Every time I wake up my computer, it asks for my password. I have passwords for my bank account, my credit cards, my e-mail program, three or four different software programs, my cell phone.
The other day, I stuck my chip-enabled credit card into the machine at the cashier’s counter. It asked for my PIN—another form of password.
I clicked the requisite digits. It didn’t accept them.
Wrong password, apparently. And you can’t argue with a magnetic stripe.
So much of life today depends on remembering, and using, the right password in the right place. “Don’t always use the same password,” the instructions always say. But how many different passwords can one person remember?

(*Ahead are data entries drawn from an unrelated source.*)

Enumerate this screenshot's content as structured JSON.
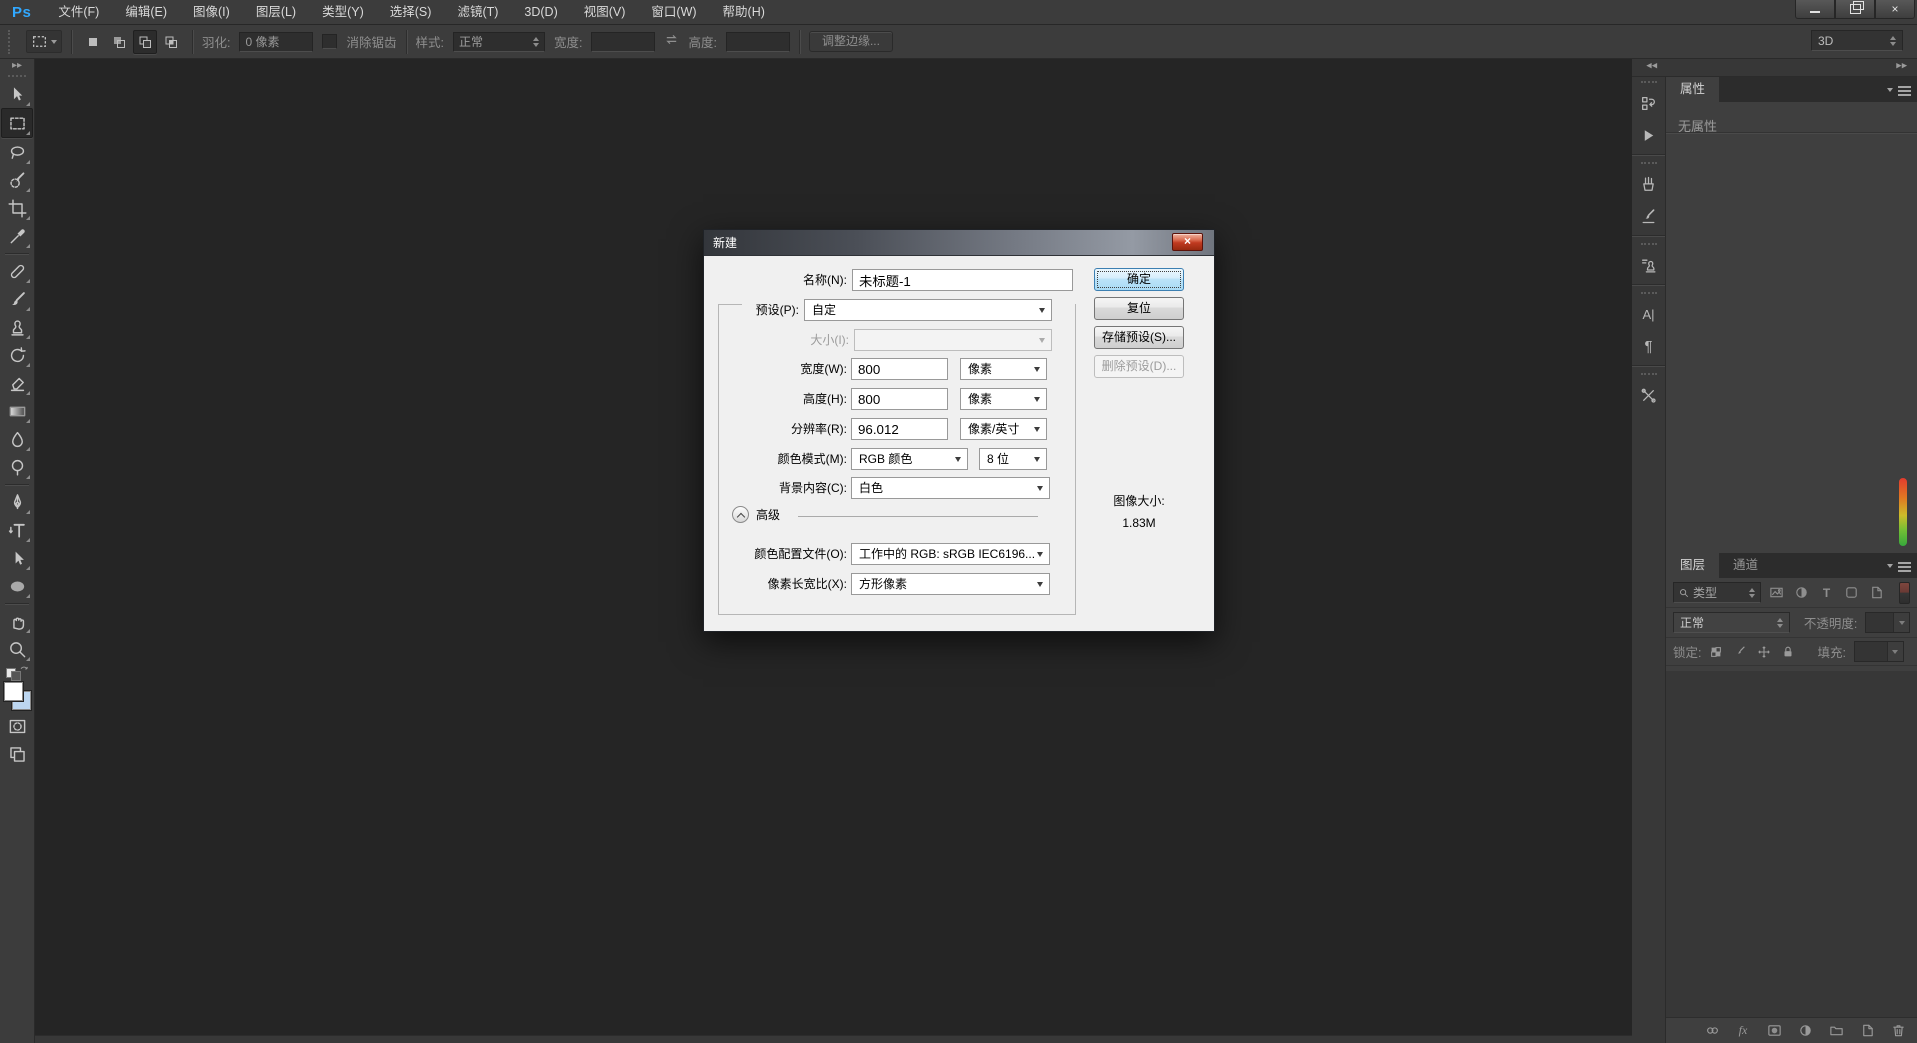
{
  "app": {
    "logo": "Ps",
    "workspace": "3D"
  },
  "menu": {
    "items": [
      "文件(F)",
      "编辑(E)",
      "图像(I)",
      "图层(L)",
      "类型(Y)",
      "选择(S)",
      "滤镜(T)",
      "3D(D)",
      "视图(V)",
      "窗口(W)",
      "帮助(H)"
    ]
  },
  "options_bar": {
    "feather_label": "羽化:",
    "feather_value": "0 像素",
    "antialias_label": "消除锯齿",
    "style_label": "样式:",
    "style_value": "正常",
    "width_label": "宽度:",
    "width_value": "",
    "height_label": "高度:",
    "height_value": "",
    "refine_edge_label": "调整边缘...",
    "workspace": "3D"
  },
  "toolbar": {
    "tools": [
      "move",
      "rectangular-marquee",
      "lasso",
      "quick-selection",
      "crop",
      "eyedropper",
      "spot-healing-brush",
      "brush",
      "clone-stamp",
      "history-brush",
      "eraser",
      "gradient",
      "blur",
      "dodge",
      "pen",
      "vertical-type",
      "path-selection",
      "ellipse-shape",
      "hand",
      "zoom"
    ],
    "selected_tool": "rectangular-marquee",
    "foreground_color": "#ffffff",
    "background_color": "#bcd6f0"
  },
  "new_dialog": {
    "title": "新建",
    "fields": {
      "name_label": "名称(N):",
      "name_value": "未标题-1",
      "preset_label": "预设(P):",
      "preset_value": "自定",
      "size_label": "大小(I):",
      "size_value": "",
      "width_label": "宽度(W):",
      "width_value": "800",
      "width_unit": "像素",
      "height_label": "高度(H):",
      "height_value": "800",
      "height_unit": "像素",
      "resolution_label": "分辨率(R):",
      "resolution_value": "96.012",
      "resolution_unit": "像素/英寸",
      "mode_label": "颜色模式(M):",
      "mode_value": "RGB 颜色",
      "depth_value": "8 位",
      "background_label": "背景内容(C):",
      "background_value": "白色",
      "advanced_label": "高级",
      "profile_label": "颜色配置文件(O):",
      "profile_value": "工作中的 RGB: sRGB IEC6196...",
      "aspect_label": "像素长宽比(X):",
      "aspect_value": "方形像素"
    },
    "buttons": {
      "ok": "确定",
      "reset": "复位",
      "save_preset": "存储预设(S)...",
      "delete_preset": "删除预设(D)..."
    },
    "image_size_label": "图像大小:",
    "image_size_value": "1.83M"
  },
  "right_dock": {
    "panel_strip_icons": [
      "history",
      "actions",
      "brush-presets",
      "brush",
      "clone-source",
      "character",
      "paragraph",
      "tool-presets"
    ],
    "properties_panel": {
      "tab": "属性",
      "empty_text": "无属性"
    },
    "layers_panel": {
      "tab_layers": "图层",
      "tab_channels": "通道",
      "filter_kind_label": "类型",
      "blend_mode": "正常",
      "opacity_label": "不透明度:",
      "lock_label": "锁定:",
      "fill_label": "填充:"
    }
  },
  "glyphs": {
    "close": "×",
    "collapse_left": "◀◀",
    "collapse_right": "▶▶",
    "toolbar_collapse": "▶▶",
    "character_panel": "A|",
    "paragraph_panel": "¶",
    "type_filter": "T",
    "fx": "fx"
  },
  "colors": {
    "logo_blue": "#31a8ff",
    "panel_bg": "#3c3c3c",
    "canvas_bg": "#252525",
    "dialog_bg": "#f0f0f0",
    "ok_button_border": "#3c7fb1",
    "background_swatch": "#bcd6f0"
  }
}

The instructions also say, “Don’t use an obvious password.”
I recall visiting a car rental agency. As the clerk fussed with my paperwork, the computer screen behind her said, “The password has been changed. The new password is ‘changed’.”
Passwords are crucial.
When we go to stay at our daughter’s house, to look after the grandchildren, I need a different password to access the Internet. It took me almost an hour to figure out that what I thought was a “6” was actually a lower-case “b.”
Without the right password, you can’t get in.
It feels a lot like what I used to be told about prayer. You need to use the right words, to get through.
When I was young, I was taught to end my bedtime prayers with the phrase, “in Christ’s name.” Prayers in church still always end with a similar formula. I think it’s supposed to persuade God that we have the right password, otherwise God won’t pay attention.
The great tsunami in the Indian Ocean occurred about eight years ago. In the wake of it (no pun intended) we heard stories about people caught up by the huge waves rolling ashore and then sucking everything back out to sea.
One of those stories came from a local man doing evangelistic work in Indonesia. As he went under for what might be the last time, he cried out, “Lord Jesus, save me!”
And sure enough, the next wave hurled him back up the shore to safety.
In his view, this proved the efficacy of his Christian faith. He had the right password.
Presumably, the hundreds of thousands who died didn’t have the right password. They belonged to less effective faiths.
What we don’t hear from, of course, are the people who also cried out to Jesus and didn’t get saved, because they’re not around to tell their story.
It’s said that only the victors get to write the histories.
No, I don’t believe that you need the right password to get through to God. God is not a vending machine programed to dispense the desired response if you insert the right coins. Or a juke box that plays pre-recorded selections when you push the right buttons.
I don’t know what God is. But I am sure what God isn’t, and I’m sure that making contact with God doesn’t depend on knowing the right passwords.